Ça y est, mon sac est prêt. J’y ai mis tout ce que je pensais pouvoir être utile : mon stéthoscope, mon otoscope, mon tensiomètre manuel, des crayons en pagaille, mes fiches doudou durement acquises au fur et à mesure de mon internat. C’est le jour de la rentrée, mon premier en tant que remplaçante en cabinet de ville.
Je l’avoue, j’ai le ventre noué et les mains qui tremblent un peu. Il faut dire que je me sers de cette expérience comme d’un crash test pour savoir si la médecine générale libérale est finalement faite pour moi – ce sera selon l’issue de cette journée –, mon stage de niveau 1 ayant été un échec monumental qui m’a laissé un goût amer. J’ai farfouillé sur les sites d’annonces plusieurs heures, comparé les adresses des cabinets, leur proximité avec mon domicile, la rétrocession, l’environnement du cabinet, les horaires, le matériel à disposition. J’ai trouvé un tout petit cabinet près de chez moi, une aubaine, un médecin à peine installé qui cherchait un ou une remplaçante pour ses vacances. Je n’étais pas disponible à ces dates mais j’y suis allée au culot et j’ai demandé si, à tout hasard, une remplaçante régulière l’intéresserait : bingo !
J’arrive donc un peu en avance et je prends possession des lieux. Ça me rappelle mon stage de niveau 1, et pourtant c’est différent. Quelle angoisse. Où sont les ordonnances ? les feuilles de soins papier ? le papier pour l’imprimante ? Et si jamais l’ordinateur plante ? ! Au secours !
Je jette un œil à mon planning, c’est l’heure. J’ouvre la porte qui communique avec la salle d’attente et je me jette à l’eau. Je suis en apnée les premières minutes, je me demande ce que je fais là, je me collerais volontiers des baffes devant cette idée stupide de remplacement. Un·e patient·e, deux, puis trois qui s’enchaînent. J’arrête de compter. Brasse coulée le reste de l’après-midi, je sens que je suis noyée, j’ai du retard mais je tiens bon. Je fais au mieux, et de mon mieux ; de toute façon, les patient·e·s sont indulgent·e·s (et plutôt content·e·s de voir une nouvelle tête !). Ce n’est pas parfait mais il faut bien commencer un jour.
Et voilà, l’ultime patient est parti, je ferme la porte du cabinet. Je retourne m’asseoir à mon bureau, un peu sonnée par l’effervescence de la journée. Un calme soudain règne dans les lieux. Je finalise ma comptabilité, lance la transmission des feuilles de soins électroniques, et m’attelle à la lecture des biologies reçues ces dernières heures.

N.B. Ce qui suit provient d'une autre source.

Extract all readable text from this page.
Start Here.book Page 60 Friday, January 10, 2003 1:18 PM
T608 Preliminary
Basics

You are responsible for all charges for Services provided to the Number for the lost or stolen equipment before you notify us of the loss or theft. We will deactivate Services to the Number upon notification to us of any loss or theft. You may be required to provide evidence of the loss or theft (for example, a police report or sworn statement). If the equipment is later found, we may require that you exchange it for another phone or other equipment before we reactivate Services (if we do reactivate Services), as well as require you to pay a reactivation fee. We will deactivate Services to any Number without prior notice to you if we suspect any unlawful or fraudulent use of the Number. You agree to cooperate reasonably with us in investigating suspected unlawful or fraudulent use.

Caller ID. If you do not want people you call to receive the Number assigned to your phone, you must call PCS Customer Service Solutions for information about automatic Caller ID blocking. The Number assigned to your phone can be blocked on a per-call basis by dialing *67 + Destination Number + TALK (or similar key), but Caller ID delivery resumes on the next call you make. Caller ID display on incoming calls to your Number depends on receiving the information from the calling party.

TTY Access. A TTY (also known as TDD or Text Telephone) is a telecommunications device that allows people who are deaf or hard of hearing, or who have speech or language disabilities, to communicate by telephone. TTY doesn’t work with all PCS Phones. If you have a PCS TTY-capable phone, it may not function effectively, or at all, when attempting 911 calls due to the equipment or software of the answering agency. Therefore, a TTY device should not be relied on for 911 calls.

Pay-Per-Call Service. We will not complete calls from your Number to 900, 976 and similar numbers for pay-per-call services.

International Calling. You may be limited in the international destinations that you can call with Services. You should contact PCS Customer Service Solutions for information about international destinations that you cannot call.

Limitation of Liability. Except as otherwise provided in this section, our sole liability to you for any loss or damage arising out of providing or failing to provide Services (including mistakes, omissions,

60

Je range finalement mes affaires, éteins la lumière, ferme la porte et grimpe dans ma voiture. Je suis contente. Je l’ai fait. Eh oui, mon stage ambulatoire s’étant mal passé, retourner en cabinet me donnait des sueurs froides. Je suis donc fière de moi. C’était dur, j’en ai bavé, mais je suis restée. Au fur et à mesure, je me suis détendue, et j’ai senti que je reprenais mes automatismes, les consultations devenaient de plus en plus fluides. Ça m’a plu. J’aime la médecine de ville, la prévention, le lien humain.
Je suis ressortie fatiguée mais avec le sourire. J’ai entrevu le bout du tunnel, après des années de doutes et d’incertitudes, le tout avec un rapport très ambivalent à ma spécialité. Je savais enfin ce qui m’attendait et que j’en étais capable. Le soulagement est réel.
Désormais, quand je pousse la porte du cabinet, je le fais en étant heureuse d’avoir (enfin) trouvé ma voie.